At the close of my second Oshkosh, I was patiently waiting on a bench outside of the on-field FSS, waiting for the line shorten so I could get in and get a departure briefing. A pleasant older lady sat down on the other end and starting chatting, asking me about myself, my airplane, and just being friendly. A few minutes later, her husband came out of the FSS with his briefing, and she said, “Ray, come over here and meet Chip.” I stood up and shook his hand, “Ray Stitts, nice to meet you, son.”
The “Oshkosh Rule” is, “Everyone you meet at Oshkosh is bigger than you think.”
The “Oshkosh Rule” definitely applies to Ann! You can frequently find her at Oshkosh on the porch of the Red Barn during AirVenture. Thank you, Paul, for this wonderful and factual article about one of the true pioneers among women in aviation – and a genuinely nice lady, too!
She’s on my reading list!
Two others of writing merit are Ernest K. Gann (Fate Is The Hunter, Island In The Sky) and Antoine de Saint-Exupery (Wind, Sand and Stars, Night Flight, and The Little Prince). And the Misters Berge and Bertorelli.
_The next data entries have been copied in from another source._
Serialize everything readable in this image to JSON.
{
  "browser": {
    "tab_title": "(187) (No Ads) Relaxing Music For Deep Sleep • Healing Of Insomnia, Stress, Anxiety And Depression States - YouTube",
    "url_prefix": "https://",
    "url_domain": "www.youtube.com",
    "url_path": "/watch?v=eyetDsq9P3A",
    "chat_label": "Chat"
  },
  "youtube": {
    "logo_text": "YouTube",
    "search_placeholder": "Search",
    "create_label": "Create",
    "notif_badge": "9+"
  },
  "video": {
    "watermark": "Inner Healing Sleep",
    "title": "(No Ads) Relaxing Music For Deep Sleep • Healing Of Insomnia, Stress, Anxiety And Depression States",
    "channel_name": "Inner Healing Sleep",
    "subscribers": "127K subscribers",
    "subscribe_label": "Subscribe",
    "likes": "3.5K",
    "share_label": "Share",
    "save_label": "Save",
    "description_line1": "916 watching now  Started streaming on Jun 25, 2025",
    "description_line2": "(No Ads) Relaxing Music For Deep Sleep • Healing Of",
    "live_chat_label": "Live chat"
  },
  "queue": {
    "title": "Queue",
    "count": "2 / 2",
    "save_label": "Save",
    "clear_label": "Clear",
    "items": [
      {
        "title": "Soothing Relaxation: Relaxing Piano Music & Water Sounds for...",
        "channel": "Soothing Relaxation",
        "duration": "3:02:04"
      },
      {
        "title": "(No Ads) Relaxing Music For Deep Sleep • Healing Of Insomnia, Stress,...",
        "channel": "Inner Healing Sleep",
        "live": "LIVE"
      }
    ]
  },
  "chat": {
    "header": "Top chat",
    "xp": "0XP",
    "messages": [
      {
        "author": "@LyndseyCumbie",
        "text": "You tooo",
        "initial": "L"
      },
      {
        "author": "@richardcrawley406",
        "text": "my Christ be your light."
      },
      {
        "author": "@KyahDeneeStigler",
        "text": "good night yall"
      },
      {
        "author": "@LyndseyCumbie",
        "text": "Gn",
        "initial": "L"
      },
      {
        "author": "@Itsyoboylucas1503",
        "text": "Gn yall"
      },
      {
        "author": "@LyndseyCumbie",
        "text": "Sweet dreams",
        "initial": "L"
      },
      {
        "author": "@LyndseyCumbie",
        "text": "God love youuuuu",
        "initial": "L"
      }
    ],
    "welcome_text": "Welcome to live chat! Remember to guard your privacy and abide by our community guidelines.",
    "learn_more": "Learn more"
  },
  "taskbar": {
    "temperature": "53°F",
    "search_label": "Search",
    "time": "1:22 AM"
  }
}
Wonderful story. The kind that creates a gentle smile. Thanks Paul Berge.
You might not win any FAA awards, but you certainly deserve awards for writing! And Ann deserves an honorable mention for introducing you to that editor.
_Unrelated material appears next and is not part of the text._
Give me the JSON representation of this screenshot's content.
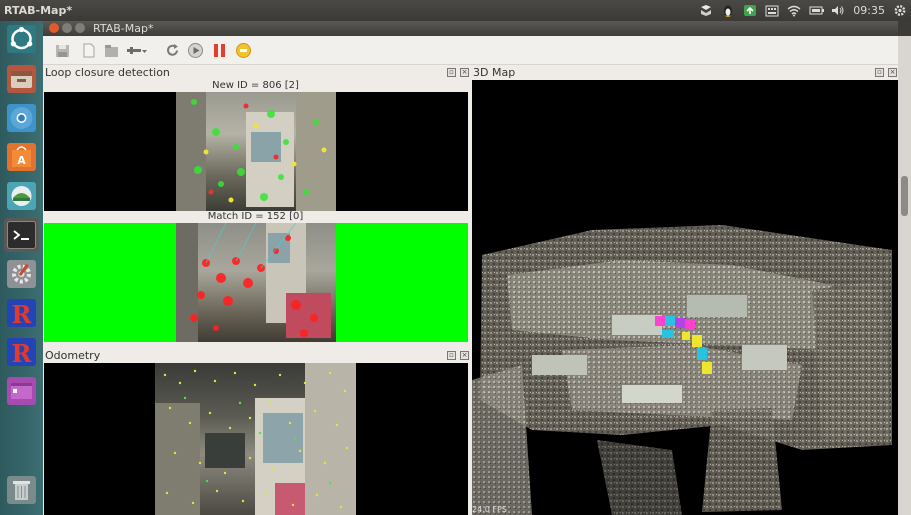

What a great article. I’m going to get Mrs. Pellegreno’s book and give to my 18 year old granddaughter who recently soloed and will be entering the Aviation program at Middle Tennessee State University in the fall. She wants to be a commercial pilot and I think she’ll be greatly inspired by a woman of many accomplishments.
I just had the pleasure of meeting Ann at the Amelia Earhart Festival in Atchison, Kansas this past weekend. What a woman! She is sharp as a tack and generous with her time and stories. They say you should never meet your heroes but that does not apply in this case…she was fun and funny, sweet, witty and wicked smart, too! I’ll always treasure the time we spent together and the stories she shared with me. The only thing that surprises me about this article is that she was quiet during your visit! She’s amazing.
Readers asked if Ann Pellegreno’s books are available? Ann tells me, “yes,” and contact her directly pellegreno@hotmail.com
–Paul Berge
Good morning Paul. This is one of the best written articles about any topic that I’ve ever read. I laughed out loud several times. My path crossed with the Pellegreno’s at the Hagerstown Aviation Museum on Monday when the meticulously restored XNQ returned to it’s birthplace to be put on permanent exhibition for the world to be able to admire up close and personal. John & Kurtis the President & Curator of the museum are old friends and we helped document the return of this beautiful one of a kind plane. I really hope that Ann can come to the museum and enjoy the XNQ’s “retirement” home. Her story is amazing. I hope that you come. I’d love to meet you. The only thing I’ve flown are camera drones…but I have great admiration for pilots. It was my very good fortune to be able to take the planes last pilots, Doug & Kim back to BWI and to hear their stories. Your style reminds me of Brock Yates at Car & Driver. All the best, Mike
I love this! Ann is as smart as she is funny, and an encouragement to those who like to find the best possible outcome in every situation. I wish Don were still with us today, would have loved to meet him. Thanks Ann, for all your great stories (and in advance for your forthcoming book!), and to Paul as well, for this superb description of your time with the Pellegrenos!